In our study, we found that these three nephrotoxic drugs had a toxic effect on PTC by decreasing cell viability, increasing apoptosis, or causing oxidative damage in both cell lines. These findings were similar to those indicated in the literature. In addition, we found that when TG was added to the medium after the development of cytotoxicity, the rate of apoptosis decreased, cell viability was better, and ROS/RNS production decreased compared to cells that were not treated with TG. This finding was similar to that reported by Iwakura et al. [5] which demonstrated the positive effect of TG on the regeneration of PTCs in cis toxicity. However, we found that TG also had a positive effect in cases with Van and Gen toxicity.

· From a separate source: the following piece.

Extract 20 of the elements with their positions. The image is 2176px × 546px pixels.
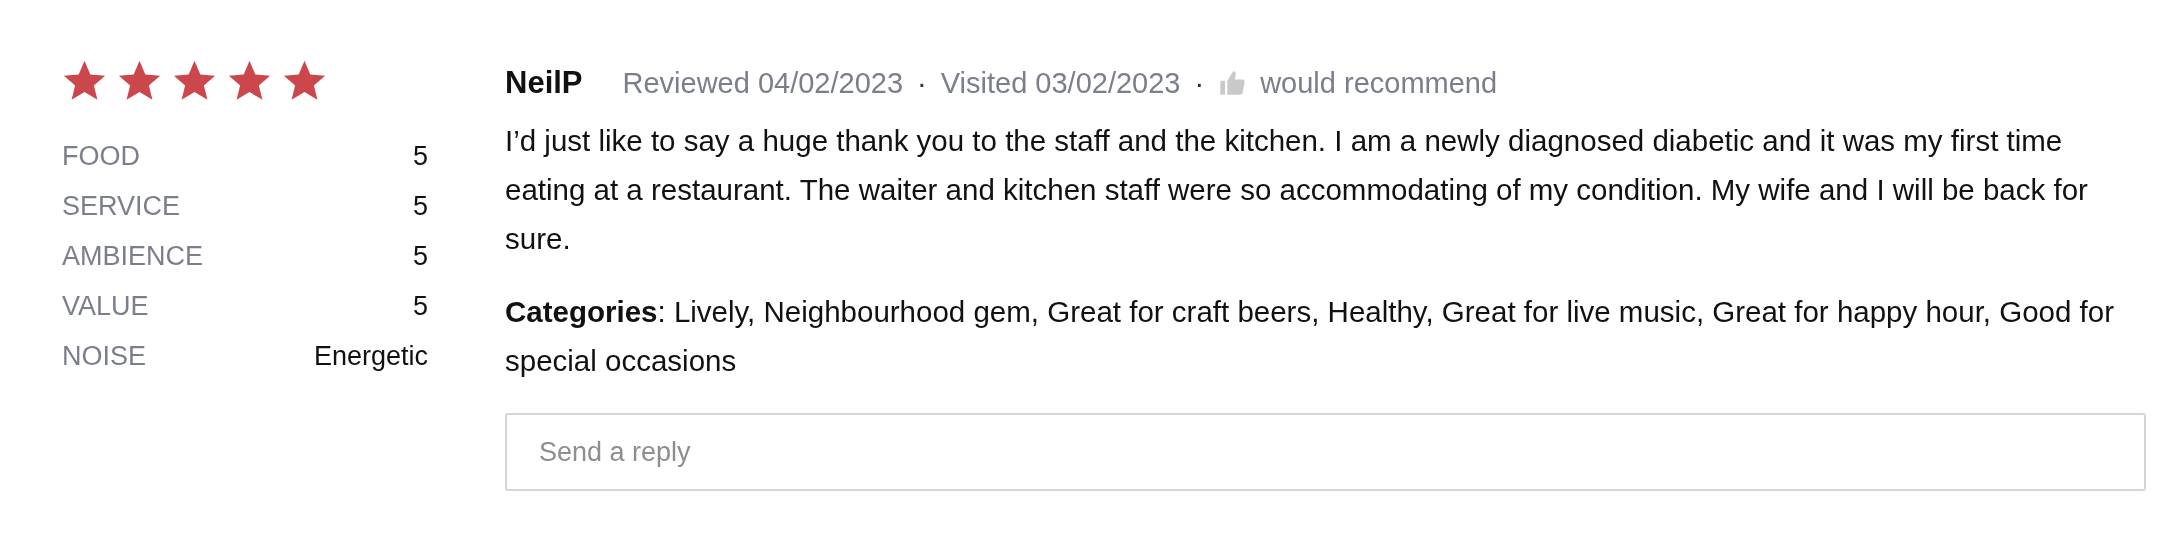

In studies conducted with the current PTC culture, expressions of biomarkers are also evaluated to detect drug toxicity [20-22]. For this purpose, in our study, we evaluated the expressions of KIM-1 and NGAL. We found that expressions of KIM-1 and NGAL increased when Cis, Van, and Gen were administered alone and that the expressions of these biomarkers decreased after the treatment with TG. The decrease in the expressions of KIM-1 and NGAL with the addition of TG to the medium has confirmed the positive effects of TG on drug-related toxicity using biomarkers.

Limitations

This experimental study has all the limitations of cytotoxicity studies with 2D cell culture.

Conclusions

In this study, we found that Cis, Van, and Gen had a toxic effect on PTC lines by decreasing cell viability and increasing apoptosis or oxidative damage in both cell lines. When cell lines were treated with TG after toxicity was induced cell viability increased, apoptosis and ROS/RNS production were significantly decreased, and expressions of KIM-1 and NGAL were significantly reduced.

The positive effects of TG on recovery from drug-induced nephrotoxicity have been demonstrated in an in-vitro setting. However, this finding needs to be supported by clinical studies. This study sheds light on future drug-induced nephrotoxicity studies.